Do our children really love us?
The way we were raised by our parents was with a mixture of emotions, which included, besides love and care, threats and thrashes. To many of us, there was a showdown of fear and anger from our parents. As kids, we did not give an ear to our parents and we were indisciplined to the core. Now it’s our turn. We’re pretty much doing the same thing our parents did with us, to our kids. So, now the question is – do our children really love us?
Parents these days primarily operate in the extremes. There are those who smother their children with goodies to the extent that these children are spoilt, while the others are extremely rigid with their children. These parents also use fear and anger as mediums to control their children. There are very few parents who genuinely love their children and at the same time let them know what they are allowed to do and what is not. Children often react to their parents with fear rather than with love. They are attached no doubt, which is what makes them spend time with their parents. However, the children themselves transform as adults.
I remember an experience that I witnessed which can bring more clarity to what I am trying to communicate to you.
How your behaviour shapes you
A man came to me for consultation. He was from Haryana. This man had a rather bizarre case. He told me that every two years, he sells his high budget car and buys another one of the same company and the same or a better model. He is unable to control his urge and wanted to know why he did this. After performing his Nadi Pariksha, I asked him whether he loved cars and whether his father refused to buy toy cars when he was young. He said yes. Bingo! That was the answer. Because his father did not buy the toy car when my client was a child, he went on a car buying and selling spree.
There is a funny side to this story. He, not only bought cars every two years, he also purchased lots of toy cars for his son to play with. However, his son is least interested in toys.
Do we secretly want our children to love us?
More often than not, parents who come for consultation with their children, allow their children to have a free run with their mobiles. Their mobile devices are loaded with games to keep their children engaged.

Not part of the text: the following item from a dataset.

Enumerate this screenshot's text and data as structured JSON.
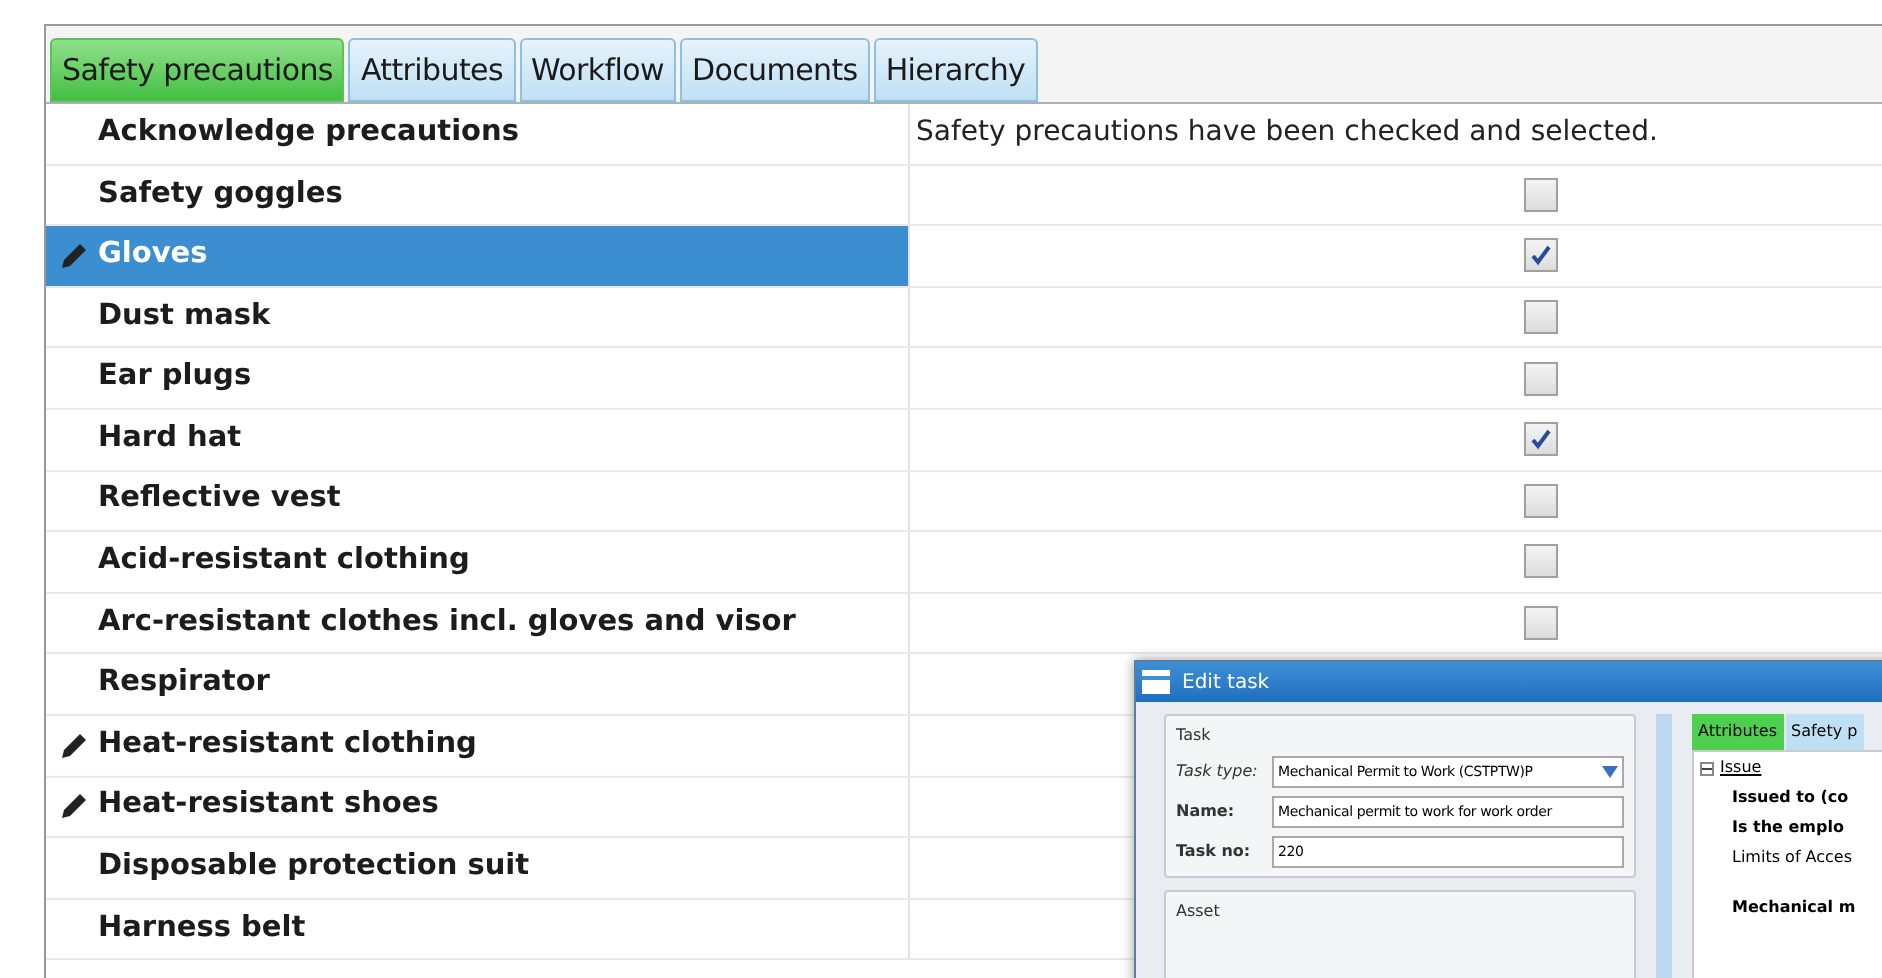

Pampering and spoiling your children won’t get them to love you more. You must demonstrate your love for them and that is how they learn.
How children behaviour harm their health
When children behave, they are shaping their attitude and their persona forms as a result. Health is a persona or something that others perceive when they look at you. When your attitude changes, your persona too gets influenced or impacted.
For example; when a child gets angry, his or her persona changes from being calm to being irritable. Their persona shows off irritability and their attitude becomes rude. Repetitive behaviour makes such children believe that they are normal. As age progresses their behaviour makes them psychologically depressed, angry, and emotionally volatile. They turn out to be dull children who take drastic decisions.
Physically, children are likely to develop gall bladder stones, hyperacidity, acidic indigestion, migraines and such other pitta related symptoms early in their life.
Help children be love
Children are naturally loving. That is their true nature. However, as they grow, they learn behaviour which, most of the time, takes them away from being love. The way they learn is by observing the older people around them which include parents, grandparents and other older relatives. Therefore, it is important to instil examples that are appropriate for them to be nourished and nurtured with.
Some of the examples you can set to your children are as below;
- Help your children improve their self confidence
- Assist your children in developing their self worth
- Help your children be love
Children love you only because you love them. They won’t know how to express their love if you did not do so. Mentoring your children is not the same as spoiling your children or regimenting them. I’d like to end by saying, be the example you want your children to follow.